March 27, 2014: Former Florida Gov. Jeb Bush, a potential GOP presidential candidate in 2016, during a education panel discussion at Advanced Technologies Academy, in Las Vegas. Bush is the chairman of the Foundation for Excellence in Education, which promotes expanding charter schools and vouchers to allow students to attend private schools. (AP Photo/Las Vegas Review-Journal, Jeff Scheid)

“This is a horrible day,” Bush wrote on April 22, 2000, at 8:32 A.M. ET. “I am heartbroken over the federal government’s actions this morning.” Bush wrote the email just hours after the agents raided the Miami home where Elian Gonzales, a young Cuban boy, now age 21, was staying.

This email is one of 250,000 that Bush said 11 days ago he would release, obviously as a preemptive measure to show Americans his compassion, and leadership ability in times of crisis. The promise was part of a larger announcement that he will “actively explore” a 2016 White House bid.

In 2000, Gonzales was found floating on an inner tube off the Florida coast all alone after his mother had died during the journey to the United States. Thought to be under the protection of a Republican administration and dominated legislature, who have been pro-Cuban refugee, Gonzales was given to Miami relatives until he was suddenly taken by armed federal agents and returned to his father in Cuba.

Yet, the emails, which The Wall Street Journal claimed came from a personal email account and a state-government account used primarily for constituent services, addressed many other issues.

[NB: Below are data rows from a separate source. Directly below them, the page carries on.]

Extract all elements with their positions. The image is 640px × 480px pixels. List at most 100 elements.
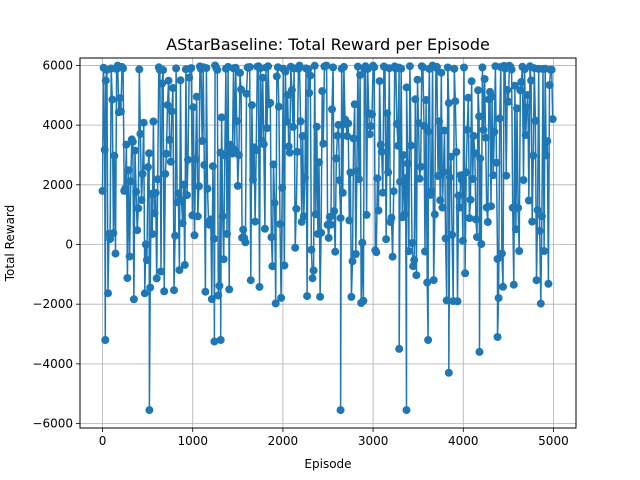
data-point bbox=[334, 120, 343, 129]
data-point bbox=[384, 168, 393, 177]
data-point bbox=[405, 62, 414, 71]
data-point bbox=[219, 255, 228, 264]
data-point bbox=[479, 125, 488, 134]
data-point bbox=[349, 134, 358, 143]
data-point bbox=[208, 162, 217, 171]
y-tick-label: 0 bbox=[65, 237, 73, 251]
data-point bbox=[310, 61, 319, 70]
data-point bbox=[395, 344, 404, 353]
data-point bbox=[510, 81, 519, 90]
data-point bbox=[427, 187, 436, 196]
data-point bbox=[285, 148, 294, 157]
data-point bbox=[193, 212, 202, 221]
data-point bbox=[511, 225, 520, 234]
data-point bbox=[185, 73, 194, 82]
data-point bbox=[359, 296, 368, 305]
data-point bbox=[455, 203, 464, 212]
data-point bbox=[146, 283, 155, 292]
data-point bbox=[214, 291, 223, 300]
data-point bbox=[274, 102, 283, 111]
data-point bbox=[389, 187, 398, 196]
data-point bbox=[401, 174, 410, 183]
data-point bbox=[163, 101, 172, 110]
data-point bbox=[540, 247, 549, 255]
y-tick-label: 6000 bbox=[42, 58, 73, 72]
data-point bbox=[305, 89, 314, 97]
data-point bbox=[490, 127, 499, 136]
data-point bbox=[189, 103, 198, 112]
data-point bbox=[503, 85, 512, 94]
data-point bbox=[429, 276, 438, 285]
data-point bbox=[139, 118, 148, 127]
data-point bbox=[183, 191, 191, 200]
data-point bbox=[162, 149, 171, 158]
data-point bbox=[333, 131, 342, 140]
data-point bbox=[300, 173, 309, 182]
y-tick-label: −4000 bbox=[32, 357, 73, 371]
data-point bbox=[420, 121, 428, 130]
data-point bbox=[217, 113, 226, 122]
data-point bbox=[110, 151, 119, 160]
data-point bbox=[487, 202, 495, 211]
data-point bbox=[415, 174, 424, 183]
data-point bbox=[402, 83, 411, 92]
data-point bbox=[298, 132, 307, 140]
data-point bbox=[408, 239, 416, 247]
data-point bbox=[271, 299, 280, 308]
data-point bbox=[109, 229, 118, 238]
data-point bbox=[293, 147, 302, 156]
data-point bbox=[101, 76, 110, 85]
data-point bbox=[203, 184, 212, 193]
data-point bbox=[460, 63, 468, 72]
data-point bbox=[157, 267, 165, 276]
data-point bbox=[272, 72, 281, 81]
data-point bbox=[533, 206, 542, 215]
data-point bbox=[245, 63, 254, 71]
data-point bbox=[410, 256, 419, 265]
data-point bbox=[131, 146, 139, 155]
data-point bbox=[101, 336, 110, 344]
data-point bbox=[237, 85, 246, 94]
data-point bbox=[494, 294, 503, 302]
data-point bbox=[437, 68, 446, 77]
data-point bbox=[277, 293, 286, 302]
data-point bbox=[187, 64, 196, 73]
data-point bbox=[383, 109, 392, 118]
data-point bbox=[468, 175, 477, 183]
data-point bbox=[542, 151, 551, 160]
data-point bbox=[191, 155, 200, 164]
data-point bbox=[318, 87, 327, 96]
data-point bbox=[133, 226, 142, 235]
data-point bbox=[515, 247, 524, 255]
data-point bbox=[343, 132, 352, 141]
data-point bbox=[409, 262, 418, 271]
data-point bbox=[355, 175, 363, 184]
data-point bbox=[177, 196, 186, 205]
data-point bbox=[416, 162, 425, 171]
data-point bbox=[376, 140, 385, 149]
data-point bbox=[350, 100, 359, 109]
data-point bbox=[312, 122, 321, 131]
data-point bbox=[311, 210, 320, 219]
data-point bbox=[230, 145, 239, 154]
data-point bbox=[492, 158, 501, 167]
data-point bbox=[445, 173, 454, 182]
data-point bbox=[462, 168, 471, 177]
data-point bbox=[331, 247, 340, 256]
data-point bbox=[242, 89, 251, 98]
data-point bbox=[499, 282, 507, 291]
data-point bbox=[136, 129, 145, 138]
data-point bbox=[346, 168, 355, 177]
y-tick-label: 4000 bbox=[42, 118, 73, 132]
data-point bbox=[441, 234, 450, 243]
data-point bbox=[210, 234, 218, 243]
data-point bbox=[270, 199, 279, 207]
data-point bbox=[532, 276, 541, 285]
data-point bbox=[220, 151, 229, 160]
data-point bbox=[160, 287, 169, 296]
data-point bbox=[218, 212, 227, 221]
data-point bbox=[210, 337, 219, 346]
data-point bbox=[138, 170, 147, 178]
data-point bbox=[488, 92, 497, 101]
data-point bbox=[519, 176, 528, 184]
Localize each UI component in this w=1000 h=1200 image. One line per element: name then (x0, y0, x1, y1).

Perhaps the most controversial of the bunch pertained to the 2000 presidential election, during which his brother and president, George W. Bush, ultimately defeated Vice President Al Gore due to the results of the Sunshine State, which Jeb governed at the time.

“I believe my brother will win if the law is adhered to,” Bush wrote days after the Nov. 7, 2000.

The former head of The Washington Post, now headed up by a man who disagreed with making such a poor investment, spent nearly $1 million attempting to show an independent recall that favored Gore. However, the result of their own recount actually gave George W. Bush a 1,665 vote-edge — more than triple his official 537-vote margin — if every dimple, hanging chad and mark on the ballots had been counted as a vote.

American Bridge, a liberal group that in recent months has targeted Bush and New Jersey Gov. Chris Christie, rumored to be the strongest of the 2016 GOP field, hoped a leak would show a damning piece of information.

Unfortunately, for them, American Bridge, after hours of pouring through the documents, there is likely nothing to accomplish what they had hoped.